Jugendslang nur noch sparsam
Dieses amoralische Schwanken zwischen Schrecken und hüpfendem, absurdem Glück prägt den ganzen Roman. Es geht wieder um ein Mädchen aus dysfunktionalem Hause, diesmal mit dem offensiv androgynen Vornamen Charlie, und wer schon einmal pubertiert hat, weiß, dass in jenem Alter manche Überzeugungen und Attraktionen eben keine allzu lange Haltbarkeit besitzen. War in „Axolotl Roadkill“ immer alles Mögliche „am Start“, zum Beispiel kein Klopapier mehr, verwendet die 1992 geborene Berliner Autorin jetzt den Jugendslang nur noch sparsam, bis auf die Vorsilbe „Scheiß-“, aber die ist oft kein Fluch, sondern eine Betonung. Auch „echt“ ist vieles. Was zur Jahrtausendwende im Fernsehen läuft, wird genauso ernst genommen wie die „realen“ Erlebnisse, aus denen das ältere Ich seine Welt konstruiert.
Apokalyptisch unaufgeregt – falls so etwas geht – erzählt Hegemann, wie sich Charlie in ein Schauspielerpaar verliebt. Georg und Maria leben in einem schicken Bungalow, den Charlie von ihrer abgeranzten Wohnung aus wie besessen beobachtet.
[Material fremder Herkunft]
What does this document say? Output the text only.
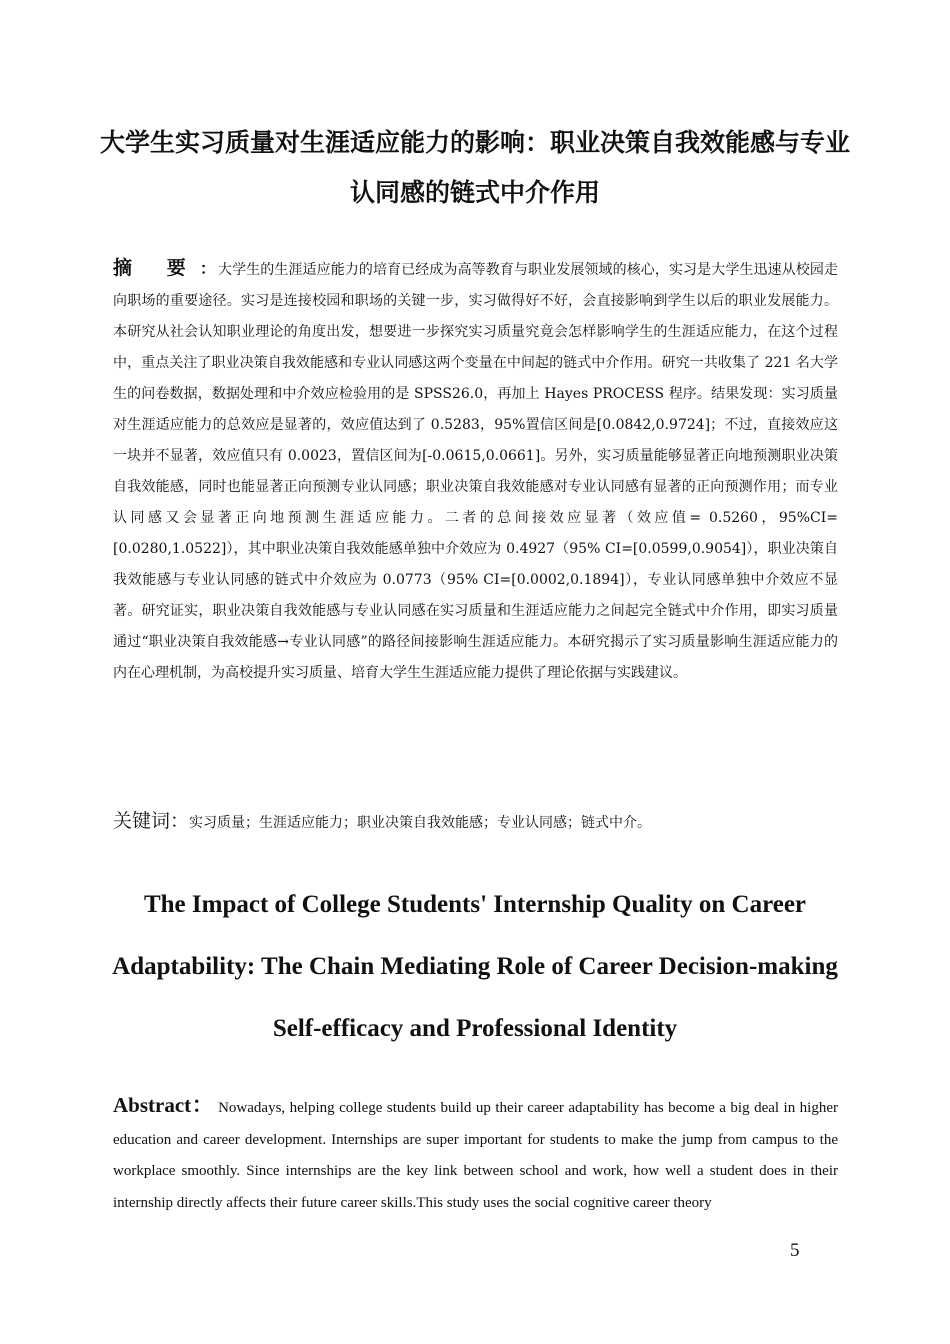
大学生实习质量对生涯适应能力的影响：职业决策自我效能感与专业认同感的链式中介作用

摘 要： 大学生的生涯适应能力的培育已经成为高等教育与职业发展领域的核心，实习是大学生迅速从校园走向职场的重要途径。实习是连接校园和职场的关键一步，实习做得好不好，会直接影响到学生以后的职业发展能力。本研究从社会认知职业理论的角度出发，想要进一步探究实习质量究竟会怎样影响学生的生涯适应能力，在这个过程中，重点关注了职业决策自我效能感和专业认同感这两个变量在中间起的链式中介作用。研究一共收集了 221 名大学生的问卷数据，数据处理和中介效应检验用的是 SPSS26.0，再加上 Hayes PROCESS 程序。结果发现：实习质量对生涯适应能力的总效应是显著的，效应值达到了 0.5283，95%置信区间是[0.0842,0.9724]；不过，直接效应这一块并不显著，效应值只有 0.0023，置信区间为[-0.0615,0.0661]。另外，实习质量能够显著正向地预测职业决策自我效能感，同时也能显著正向预测专业认同感；职业决策自我效能感对专业认同感有显著的正向预测作用；而专业认同感又会显著正向地预测生涯适应能力。二者的总间接效应显著（效应值= 0.5260，95%CI=[0.0280,1.0522]），其中职业决策自我效能感单独中介效应为 0.4927（95% CI=[0.0599,0.9054]），职业决策自我效能感与专业认同感的链式中介效应为 0.0773（95% CI=[0.0002,0.1894]），专业认同感单独中介效应不显著。研究证实，职业决策自我效能感与专业认同感在实习质量和生涯适应能力之间起完全链式中介作用，即实习质量通过“职业决策自我效能感→专业认同感”的路径间接影响生涯适应能力。本研究揭示了实习质量影响生涯适应能力的内在心理机制，为高校提升实习质量、培育大学生生涯适应能力提供了理论依据与实践建议。

关键词：实习质量；生涯适应能力；职业决策自我效能感；专业认同感；链式中介。

The Impact of College Students' Internship Quality on Career Adaptability: The Chain Mediating Role of Career Decision-making Self-efficacy and Professional Identity

Abstract： Nowadays, helping college students build up their career adaptability has become a big deal in higher education and career development. Internships are super important for students to make the jump from campus to the workplace smoothly. Since internships are the key link between school and work, how well a student does in their internship directly affects their future career skills.This study uses the social cognitive career theory

5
Elegant, sexy und gebildet, verkörpern die beiden das Gegenkonzept zur Welt des Mädchens mit seiner Alkoholikermutter, und es will und muss diese andere Welt zu seiner machen. Die Menschheit, sinniert Charlie in sozialkritischem Furor oder aus Langeweile, „war im Grunde eine einzige Obszönität“: Der Teil der Menschheit, zu dem das Paar gehörte, „hatte Appetit auf argentinisches Büffelfilet und machte Urlaub in Umbrien, der andere Teil war arm und gelangweilt, und zu dem gehörte ich, wir waren Speere der Verdammnis, Mythos, Geschichte, Stille, Verwandlung, Moskau, Rom, Paris, Berlin.“
Hegemann immer noch markant
Nicht mehr ganz so mit der Faust ins Gesicht, aber immer noch markant baut Hegemann mit diskursivem Chic behangene René-Polleschismen in ihr Erzählen ein. Maria fragt nicht, „was meinst du damit?“, sondern „was implizierst du damit?“ Popkulturell versiert und mit bildungsbürgerlichen Versatzstücken jonglierend, spricht Charlie vom „mindfuck bezüglich eines Zeitalters“, mit dem „niemand gelernt hatte umzugehen“. Punk sei genauso tot wie Euripides. Woran soll da ein junger Mensch noch glauben?
Charlie aber schafft es, sich ein Ziel zu setzen, nämlich die grassierenden Selbstmorde und den anstehenden, nicht näher erläuterten Krieg von ihren Lieblingsmenschen fernzuhalten. Weil die halt ziemlich „gut im Bett“ seien, eine Kategorie, deren völlige Unwichtigkeit sie vorher übrigens dargelegt hatte. Zwischen Teenie-Tunnelblick und Kapieren des großen Weltganzen erprobt „Bungalow“ das Überleben bei zunehmender Egalheit des Überlebens, und das war im Grunde schon im Roman „Axolotl Roadkill“ so, der mit dem unschlagbar schönen Satz begann: „O. k., die Nacht, wieder mal so ein Ringen mit dem Tod.“ In „Bungalow“ hört das Ringen fast auf, es reicht, sich eine lebensrettende, instinktive Angst zu bewahren, indem man etwa keine Psychopharmaka schluckt.
Mit ihren wie immer klugen Beobachtungen verspricht Hegemann, aus der anhaltenden Katastrophenstimmung der Gegenwart neue Funken zu schlagen. Doch auch diese Erwartung versteht sie zu enttäuschen. Zwischen all den Krassheiten und deren Rücknahmen implodiert der anfangs im Untergrund dröhnend angekündigte Weltuntergang zum lapidaren Hintergrundrauschen.